ゆんの業務改善ブログ

①生産性向上 ②業務改善 ③自動化 について情報発信しています。VBAプログラムは本当の初心者から他のアプリケーションを呼び出して使う上級者的な使い方まで幅広いレベルで解説していきます。

VBA 中級者から上級者へ③ ブックを開く周辺を堅牢にする

エクセルVBAで中級から上級にステップしようとアップするシリーズの3回目です。今回はVBAによる自動化で頻発する、エクセルブックを開く動作の周辺のエラー撲滅とユーザビリティの向上を目指します。

この記事は中級です。
レベルについてはExcel VBAの実力(レベル)を定義してみる 初心者~三段をご参照ください。

目次

ユーザーが操作する場面はエラー対策を入念に

VBAで自動化ツールを作成する場合、メッセージボックスやダイアログボックスを使って対話的に動かせるツールを作る事ができます。ユーザーが操作できると言うことは、その分だけ操作に応じた対策を取っておく必要があります。

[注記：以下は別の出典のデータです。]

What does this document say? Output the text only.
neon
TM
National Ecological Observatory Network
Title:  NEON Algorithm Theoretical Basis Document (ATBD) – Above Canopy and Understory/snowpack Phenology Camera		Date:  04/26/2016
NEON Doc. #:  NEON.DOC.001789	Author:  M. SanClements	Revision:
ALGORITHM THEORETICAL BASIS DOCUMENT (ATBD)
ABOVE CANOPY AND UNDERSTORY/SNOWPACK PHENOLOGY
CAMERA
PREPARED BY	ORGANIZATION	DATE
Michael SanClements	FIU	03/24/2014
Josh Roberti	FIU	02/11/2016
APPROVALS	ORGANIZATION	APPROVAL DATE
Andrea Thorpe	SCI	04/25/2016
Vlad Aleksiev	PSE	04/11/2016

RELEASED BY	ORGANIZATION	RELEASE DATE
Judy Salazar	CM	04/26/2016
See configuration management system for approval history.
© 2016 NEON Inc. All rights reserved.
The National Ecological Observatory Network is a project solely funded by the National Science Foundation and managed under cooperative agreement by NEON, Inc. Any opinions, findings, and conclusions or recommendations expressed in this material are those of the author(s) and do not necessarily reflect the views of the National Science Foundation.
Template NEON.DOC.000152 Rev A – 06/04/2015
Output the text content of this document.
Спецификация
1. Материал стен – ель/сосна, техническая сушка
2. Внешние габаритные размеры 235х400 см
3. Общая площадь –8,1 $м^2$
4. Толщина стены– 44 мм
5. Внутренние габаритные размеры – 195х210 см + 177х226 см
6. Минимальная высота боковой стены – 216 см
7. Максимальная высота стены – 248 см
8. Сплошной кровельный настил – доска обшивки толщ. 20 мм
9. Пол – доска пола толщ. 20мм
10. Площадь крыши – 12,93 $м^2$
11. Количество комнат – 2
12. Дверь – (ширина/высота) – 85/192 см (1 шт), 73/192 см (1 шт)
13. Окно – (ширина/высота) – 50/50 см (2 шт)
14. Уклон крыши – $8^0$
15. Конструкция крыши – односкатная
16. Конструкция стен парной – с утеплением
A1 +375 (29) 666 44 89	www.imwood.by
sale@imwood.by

まずは普通にファイル選択をしてもらうダイアログボックスを出しましょう。エクセルVBA中級者から上級者へのステップアップ②で触れたようにキャンセルや×を推されたときの対策を盛り込んだ形で作成します。

今回、開くファイルのサンプルはこのような売上実績データとします。

売上実績データのサンプル
売上実績データ

それでは開きます。

Sub ブックを開く中級編()
    
    Dim msg As Long  'メッセージボックスの戻り値を代入する
    Dim full_path As String '選択されたファイルのフルパスを代入する
    
    msg = MsgBox("売上実績データを選択して下さい", vbOKCancel, "売上管理ツール")
    full_path = Application.GetOpenFilename("売上実績データ, *.xlsx")
    
End Sub

ここまでは最低限の記述です。ここから、下記の対策を順に盛り込んでいきます。

  1. ファイル選択を促すメッセージボックスでキャンセルを押された場合の対策
  2. すでに開かれているブック対策
  3. 開いたブックが正しくない場合の対策
  4. 再度選択させる画面に戻るようにして利便性UP

ファイル選択を促すメッセージボックスでキャンセルを押された場合の対策

このシリーズの2回目で解説したようにメッセージボックス関数の戻り値を使います。

Sub ブックを開く中級編()
    
    Dim msg As Long  'メッセージボックスの戻り値を代入する
    Dim full_path As String '選択されたファイルのフルパスを代入する
    
    msg = MsgBox("売上実績データを選択して下さい", vbOKCancel, "売上管理ツール")
    
    'OK以外以外でメッセージボックスを開いたときの対策
    If msg <> vbOK Then
        MsgBox "キャンセルしました", vbInformation, "売上管理ツール"
        End
    End If
    
    full_path = Application.GetOpenFilename("売上実績データ, *.xlsx")
    Workbooks.Open Filename:=full_path
    
End Sub

Endで実行中のマクロを終了することができます。vbOKの所を、If msg<>1 then としても構いませんが、vbOKとした方が見やすくて良いと思います。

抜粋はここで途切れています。